Slide Box : La ForÊt
LA FORÊT
Petite je voyais les gens comme des arbres
Formant des forêts couvrant même les montagnes
Et derrière la montagne d’autres gens attendaient
Que la forêt humaine avance pour enfin s’amuser
Et un jour j’ai compris, qu’on ne s’entendrait jamais,
Aussi bien qu’une forêt
J’ai vu les étoiles et j’ai cru qu’elles étaient
Les esprits des gens qu’un jour on a aimé
Quand on dort elles se penchent sur nous
Pour nous donner le goût de vivre sa vie jusqu’au bout
Mais un jour j’ai compris que les étoiles ne parlent pas,
Elles se contentent d’être là
Pourquoi ne vois-tu pas ? N’as-tu pas eu d’enfance ?
N’as-tu jamais cru t’envoler juste en fixant le ciel ?
En ouvrant les bras, des ailes jusqu’au bout des doigts
Ce vent, toi tu n’le sens pas
Ferme tes yeux, imagines être heureux
Je m’envole au dessus des toits, en jetant à peine l’œil en bas
Je trace, en apesanteur, dans les nuages les lettres du mot « bonheur »
Mais toi, toi tu restes en bas, et tu me jettes, un sourire narquois,
C’est triste, si triste pour toi,
Qu’as tu fait des tes ailes pauvre de toi !!!
Si tu voyais la boue qui recouvre ton âme
Et les futilités qui viennent s’y coller comme :
« les prix ont baissé, c’est le moment d’acheter,
Putain le cours du pétrole à encore augmenter ! »

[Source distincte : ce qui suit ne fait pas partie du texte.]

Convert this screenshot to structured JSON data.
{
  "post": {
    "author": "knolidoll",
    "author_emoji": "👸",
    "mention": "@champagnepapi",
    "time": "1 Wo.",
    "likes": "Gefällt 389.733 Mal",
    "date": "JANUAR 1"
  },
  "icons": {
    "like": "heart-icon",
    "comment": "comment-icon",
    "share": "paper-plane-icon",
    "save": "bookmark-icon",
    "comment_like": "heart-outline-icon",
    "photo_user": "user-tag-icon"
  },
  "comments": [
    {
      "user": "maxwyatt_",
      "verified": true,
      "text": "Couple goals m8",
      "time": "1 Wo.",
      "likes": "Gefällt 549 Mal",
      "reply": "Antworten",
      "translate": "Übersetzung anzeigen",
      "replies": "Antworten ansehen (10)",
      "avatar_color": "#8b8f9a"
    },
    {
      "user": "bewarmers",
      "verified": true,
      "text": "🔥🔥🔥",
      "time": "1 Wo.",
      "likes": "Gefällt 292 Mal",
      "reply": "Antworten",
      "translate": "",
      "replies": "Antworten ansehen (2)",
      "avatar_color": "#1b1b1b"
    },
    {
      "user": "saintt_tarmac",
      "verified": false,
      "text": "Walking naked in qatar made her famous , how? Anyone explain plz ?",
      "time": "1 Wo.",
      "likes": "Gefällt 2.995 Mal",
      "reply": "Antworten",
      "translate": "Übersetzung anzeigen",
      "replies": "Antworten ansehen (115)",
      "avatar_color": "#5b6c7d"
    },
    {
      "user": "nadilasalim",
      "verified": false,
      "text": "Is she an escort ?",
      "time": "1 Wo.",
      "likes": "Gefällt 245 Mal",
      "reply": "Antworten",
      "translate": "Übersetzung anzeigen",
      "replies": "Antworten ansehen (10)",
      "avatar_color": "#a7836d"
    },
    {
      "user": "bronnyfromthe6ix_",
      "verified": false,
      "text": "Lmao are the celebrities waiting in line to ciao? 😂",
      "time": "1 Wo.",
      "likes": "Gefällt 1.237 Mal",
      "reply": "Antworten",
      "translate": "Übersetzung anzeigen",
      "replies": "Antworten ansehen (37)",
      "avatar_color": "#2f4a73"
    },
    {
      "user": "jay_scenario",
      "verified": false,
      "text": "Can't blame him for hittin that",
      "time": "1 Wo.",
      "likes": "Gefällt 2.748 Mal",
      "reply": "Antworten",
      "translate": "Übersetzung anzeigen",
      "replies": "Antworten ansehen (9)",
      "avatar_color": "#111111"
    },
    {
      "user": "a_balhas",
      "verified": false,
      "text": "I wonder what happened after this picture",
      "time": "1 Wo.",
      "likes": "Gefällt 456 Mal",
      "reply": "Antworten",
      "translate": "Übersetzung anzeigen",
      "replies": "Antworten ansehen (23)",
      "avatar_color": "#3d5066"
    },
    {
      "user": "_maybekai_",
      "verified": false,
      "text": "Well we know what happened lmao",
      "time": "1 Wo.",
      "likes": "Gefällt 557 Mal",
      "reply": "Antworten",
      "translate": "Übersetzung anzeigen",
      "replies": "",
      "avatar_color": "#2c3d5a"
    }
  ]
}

Si tu pouvais gommer, tes habitudes d’homme branché
Ne voudrais-tu pas être une forêt ?
J’ai cru aux princesses, aux mages et aux vassaux
Aux cheval blanc, au prince à l’assaut d’un château,
Aux fées qui soignent et qui nous jouent des tours
A l’esprit d’un dragon en haut de la plus haute tour
Et un jour j’ai compris que c’était bien à moi,
De faire que ma vie soit comme ça
Pourquoi ne vois-tu pas ? N’as-tu pas eu d’enfance ?
N’as-tu jamais cru t’envoler juste en fixant le ciel ?
En ouvrant les bras, des ailes jusqu’au bout des doigts
Ce vent, toi tu n’le sens pas
Ferme tes yeux, imagines être heureux
Je m’envole au dessus des toits, en jetant à peine l’œil en bas
Je trace, en apesanteur, dans les nuages les lettres du mot « bonheur »
Mais toi, toi tu restes en bas, et tu me jettes, un sourire narquois,
C’est triste, si triste pour toi,
Qu’as tu fait des tes ailes pauvre de toi !!!